A provost who recently forced out an SNP councillor and replaced her in the civic role has been reported to the Standards Commission after making a comment about moslems during a hearing into an application for a pub licence.
A provost who recently forced out an SNP councillor and replaced her in the civic role has been reported to the Standards Commission after making a comment about moslems during a hearing into an application for a pub licence.
Laurie Fraser was appointed provost in May by Labour councillor Sandy Park and Lib Dem Graham Marsden after the three had forced long standing SNP councillor Liz MacDonald to resign from the role.
The three said the reason for the change was that Mrs Macdonald, as a member of the opposition, was finding herself increasingly in conflict with both council policy and her colleagues locally who are members of the ruling administration.
Mrs MacDonald was removed from her position after she voiced her opposition to the possible closure of Nairn Swimming Pool. Hundreds of residents have since joined a Facebook campaign to reinstate her as Provost of Nairn.
The new furore erupted after her replacement Mr Fraser, an independent, objected to a planning application to turn Nairn County FC Social Club into a sports bar. The bar proposal attracted more than 150 letters of support, but Mr Fraser claimed a large number of them were from members of the former social club.
Fellow councillors then heard him say: “One or two of them are actually Moslems.”
Mr Fraser was immediately interrupted and asked to sit down by the committee chairman, he then apologised repeatedly for what he had just said.
Local resident Chris Mackinnon, 37, of Murray Terrace, Inverness, saw the debate on a Highland Council webcast and plans to make an official complaint to the council. He claims Mr Fraser’s comment “was of a defamatory nature on a matter of supporters’ race”.
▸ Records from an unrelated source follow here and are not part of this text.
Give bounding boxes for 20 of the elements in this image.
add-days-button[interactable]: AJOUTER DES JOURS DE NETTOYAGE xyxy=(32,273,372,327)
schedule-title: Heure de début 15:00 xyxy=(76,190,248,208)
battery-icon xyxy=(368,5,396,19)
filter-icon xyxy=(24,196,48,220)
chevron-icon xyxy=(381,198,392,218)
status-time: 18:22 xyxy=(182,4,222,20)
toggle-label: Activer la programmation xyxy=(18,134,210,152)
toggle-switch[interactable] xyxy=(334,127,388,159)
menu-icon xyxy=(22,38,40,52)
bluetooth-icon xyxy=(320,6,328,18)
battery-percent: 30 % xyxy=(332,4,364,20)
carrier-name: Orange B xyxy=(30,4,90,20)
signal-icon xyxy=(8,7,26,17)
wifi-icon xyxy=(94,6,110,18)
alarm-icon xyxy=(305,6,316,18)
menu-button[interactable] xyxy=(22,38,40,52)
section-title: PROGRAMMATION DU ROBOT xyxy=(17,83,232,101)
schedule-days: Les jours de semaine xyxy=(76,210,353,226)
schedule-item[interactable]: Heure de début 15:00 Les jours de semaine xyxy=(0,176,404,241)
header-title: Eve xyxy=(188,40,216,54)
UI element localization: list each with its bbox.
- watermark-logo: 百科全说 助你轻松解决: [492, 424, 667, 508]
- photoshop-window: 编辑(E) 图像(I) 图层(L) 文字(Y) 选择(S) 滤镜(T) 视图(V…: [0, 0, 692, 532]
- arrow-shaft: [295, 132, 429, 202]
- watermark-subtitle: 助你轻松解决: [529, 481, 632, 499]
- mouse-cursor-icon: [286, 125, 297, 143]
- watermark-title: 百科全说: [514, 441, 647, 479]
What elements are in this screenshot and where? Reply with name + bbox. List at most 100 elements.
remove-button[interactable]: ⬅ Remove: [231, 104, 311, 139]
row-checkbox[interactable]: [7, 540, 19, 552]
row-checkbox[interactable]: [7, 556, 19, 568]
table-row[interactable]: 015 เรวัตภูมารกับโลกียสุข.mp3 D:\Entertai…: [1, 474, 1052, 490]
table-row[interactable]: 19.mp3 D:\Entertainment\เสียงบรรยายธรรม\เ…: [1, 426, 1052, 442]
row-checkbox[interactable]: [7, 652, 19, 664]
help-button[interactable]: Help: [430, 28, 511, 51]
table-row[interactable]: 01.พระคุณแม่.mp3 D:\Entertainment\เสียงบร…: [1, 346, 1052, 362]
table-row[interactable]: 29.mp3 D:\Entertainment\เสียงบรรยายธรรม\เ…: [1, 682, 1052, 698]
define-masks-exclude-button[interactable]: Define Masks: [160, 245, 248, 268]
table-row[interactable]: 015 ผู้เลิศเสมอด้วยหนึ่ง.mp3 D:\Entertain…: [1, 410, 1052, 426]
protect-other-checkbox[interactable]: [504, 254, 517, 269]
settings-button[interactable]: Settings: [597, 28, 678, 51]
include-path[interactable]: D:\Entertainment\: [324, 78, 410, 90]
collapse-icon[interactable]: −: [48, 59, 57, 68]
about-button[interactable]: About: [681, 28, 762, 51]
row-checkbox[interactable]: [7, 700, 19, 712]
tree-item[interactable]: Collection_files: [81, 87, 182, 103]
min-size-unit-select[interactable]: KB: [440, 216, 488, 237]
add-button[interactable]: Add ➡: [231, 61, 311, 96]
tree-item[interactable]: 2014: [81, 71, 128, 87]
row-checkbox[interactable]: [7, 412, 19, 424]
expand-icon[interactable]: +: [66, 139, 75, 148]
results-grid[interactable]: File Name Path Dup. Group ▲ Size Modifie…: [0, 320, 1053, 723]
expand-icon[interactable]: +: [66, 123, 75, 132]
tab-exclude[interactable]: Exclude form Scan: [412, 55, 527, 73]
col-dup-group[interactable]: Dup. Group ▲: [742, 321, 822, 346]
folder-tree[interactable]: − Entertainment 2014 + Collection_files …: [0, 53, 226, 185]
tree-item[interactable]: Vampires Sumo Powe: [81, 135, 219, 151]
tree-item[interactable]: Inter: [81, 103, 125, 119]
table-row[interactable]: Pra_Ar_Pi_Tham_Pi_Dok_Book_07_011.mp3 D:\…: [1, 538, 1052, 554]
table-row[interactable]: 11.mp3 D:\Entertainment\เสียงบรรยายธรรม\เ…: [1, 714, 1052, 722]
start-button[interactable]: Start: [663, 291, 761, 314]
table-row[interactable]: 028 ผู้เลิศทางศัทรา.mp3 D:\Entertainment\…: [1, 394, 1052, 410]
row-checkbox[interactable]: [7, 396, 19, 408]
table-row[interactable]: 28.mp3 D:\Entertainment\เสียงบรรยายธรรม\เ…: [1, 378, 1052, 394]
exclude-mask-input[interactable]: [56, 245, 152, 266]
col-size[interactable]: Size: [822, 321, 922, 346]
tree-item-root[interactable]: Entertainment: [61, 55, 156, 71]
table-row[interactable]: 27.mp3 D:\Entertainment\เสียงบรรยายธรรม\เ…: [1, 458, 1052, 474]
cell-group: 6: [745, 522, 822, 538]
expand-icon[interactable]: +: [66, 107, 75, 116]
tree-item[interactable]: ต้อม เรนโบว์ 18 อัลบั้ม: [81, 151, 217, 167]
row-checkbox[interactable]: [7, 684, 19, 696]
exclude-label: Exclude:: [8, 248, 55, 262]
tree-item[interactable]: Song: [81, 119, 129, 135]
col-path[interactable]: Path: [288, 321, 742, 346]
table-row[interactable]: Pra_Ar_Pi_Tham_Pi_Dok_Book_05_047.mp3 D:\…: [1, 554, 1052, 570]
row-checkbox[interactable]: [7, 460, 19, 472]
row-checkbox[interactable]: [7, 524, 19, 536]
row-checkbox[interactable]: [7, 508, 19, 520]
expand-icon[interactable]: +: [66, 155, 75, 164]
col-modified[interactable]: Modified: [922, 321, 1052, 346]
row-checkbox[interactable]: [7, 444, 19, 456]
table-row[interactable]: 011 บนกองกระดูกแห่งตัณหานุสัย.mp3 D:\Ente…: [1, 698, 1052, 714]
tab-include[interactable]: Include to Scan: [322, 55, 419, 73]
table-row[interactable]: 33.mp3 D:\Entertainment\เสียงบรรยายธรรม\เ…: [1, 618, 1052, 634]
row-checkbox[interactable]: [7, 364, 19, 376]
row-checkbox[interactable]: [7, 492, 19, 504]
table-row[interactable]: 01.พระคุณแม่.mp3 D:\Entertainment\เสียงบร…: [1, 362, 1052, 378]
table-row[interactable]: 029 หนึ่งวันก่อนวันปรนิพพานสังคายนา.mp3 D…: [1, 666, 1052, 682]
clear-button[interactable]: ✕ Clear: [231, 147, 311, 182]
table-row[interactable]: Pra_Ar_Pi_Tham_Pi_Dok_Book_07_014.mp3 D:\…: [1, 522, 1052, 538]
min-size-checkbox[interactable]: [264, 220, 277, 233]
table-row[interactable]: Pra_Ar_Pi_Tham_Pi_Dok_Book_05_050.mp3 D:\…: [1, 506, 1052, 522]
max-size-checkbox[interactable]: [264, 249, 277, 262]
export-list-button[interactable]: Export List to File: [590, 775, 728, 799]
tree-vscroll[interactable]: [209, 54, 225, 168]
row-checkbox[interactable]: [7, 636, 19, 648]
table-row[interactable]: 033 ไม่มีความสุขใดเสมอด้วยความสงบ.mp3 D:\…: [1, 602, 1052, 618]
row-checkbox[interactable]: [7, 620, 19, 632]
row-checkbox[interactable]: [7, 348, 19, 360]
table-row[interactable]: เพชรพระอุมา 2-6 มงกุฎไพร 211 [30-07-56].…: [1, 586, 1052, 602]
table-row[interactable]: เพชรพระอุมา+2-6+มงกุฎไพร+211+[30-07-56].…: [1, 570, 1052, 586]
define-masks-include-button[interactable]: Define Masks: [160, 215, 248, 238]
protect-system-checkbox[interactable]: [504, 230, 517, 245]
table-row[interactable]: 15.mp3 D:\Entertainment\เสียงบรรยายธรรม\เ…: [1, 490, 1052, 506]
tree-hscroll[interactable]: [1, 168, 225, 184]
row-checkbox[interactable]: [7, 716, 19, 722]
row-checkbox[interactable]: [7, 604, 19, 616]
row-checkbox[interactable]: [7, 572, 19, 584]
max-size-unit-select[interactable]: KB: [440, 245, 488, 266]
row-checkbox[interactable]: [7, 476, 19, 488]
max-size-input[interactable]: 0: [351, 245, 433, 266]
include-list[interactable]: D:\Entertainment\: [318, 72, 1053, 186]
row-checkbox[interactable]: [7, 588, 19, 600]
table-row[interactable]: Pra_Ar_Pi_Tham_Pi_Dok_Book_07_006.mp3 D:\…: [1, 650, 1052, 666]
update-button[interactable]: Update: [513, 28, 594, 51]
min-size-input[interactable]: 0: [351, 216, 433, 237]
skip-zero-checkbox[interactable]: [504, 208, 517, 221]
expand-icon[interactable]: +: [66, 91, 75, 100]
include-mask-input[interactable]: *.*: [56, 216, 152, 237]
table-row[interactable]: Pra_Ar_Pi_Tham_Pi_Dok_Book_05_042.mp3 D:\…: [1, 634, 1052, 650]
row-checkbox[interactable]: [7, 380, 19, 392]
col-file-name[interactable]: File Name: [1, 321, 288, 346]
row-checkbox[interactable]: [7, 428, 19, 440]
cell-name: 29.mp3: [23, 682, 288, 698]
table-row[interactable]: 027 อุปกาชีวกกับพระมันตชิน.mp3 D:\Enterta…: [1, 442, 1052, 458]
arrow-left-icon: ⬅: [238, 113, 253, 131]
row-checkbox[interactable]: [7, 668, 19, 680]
Mr Mackinnon said: “Councillor Fraser is at the forefront of the Nairn community and should conduct himself in a more appropriate manner.”
Mr Fraser has sent a letter of apology to the council’s chief executive, he said: “I flipped and lost my temper because I wasn’t given a vote as a local member.”
It is understood that two e-mails of complaint have been received about Mr Fraser’s comments.
Councillor John Finnie, the SNP opposition leader on the council, has written to the Standards Commission calling for an investigation.
Mr Finnie, who is a former member of Grampian Racial Equality Council, said: “I was shocked that Councillor Fraser, an elected representative of our multicultural Highlands, would think it appropriate to comment in the offensive way he did.”
In his letter to the Standards Commission, Mr Finnie says: “I wish to formally complain about what I consider to be a racist comment made by Councillor Laurie Fraser at the meeting of the Inverness, Nairn, Badenoch and Strathspey planning applications committee.”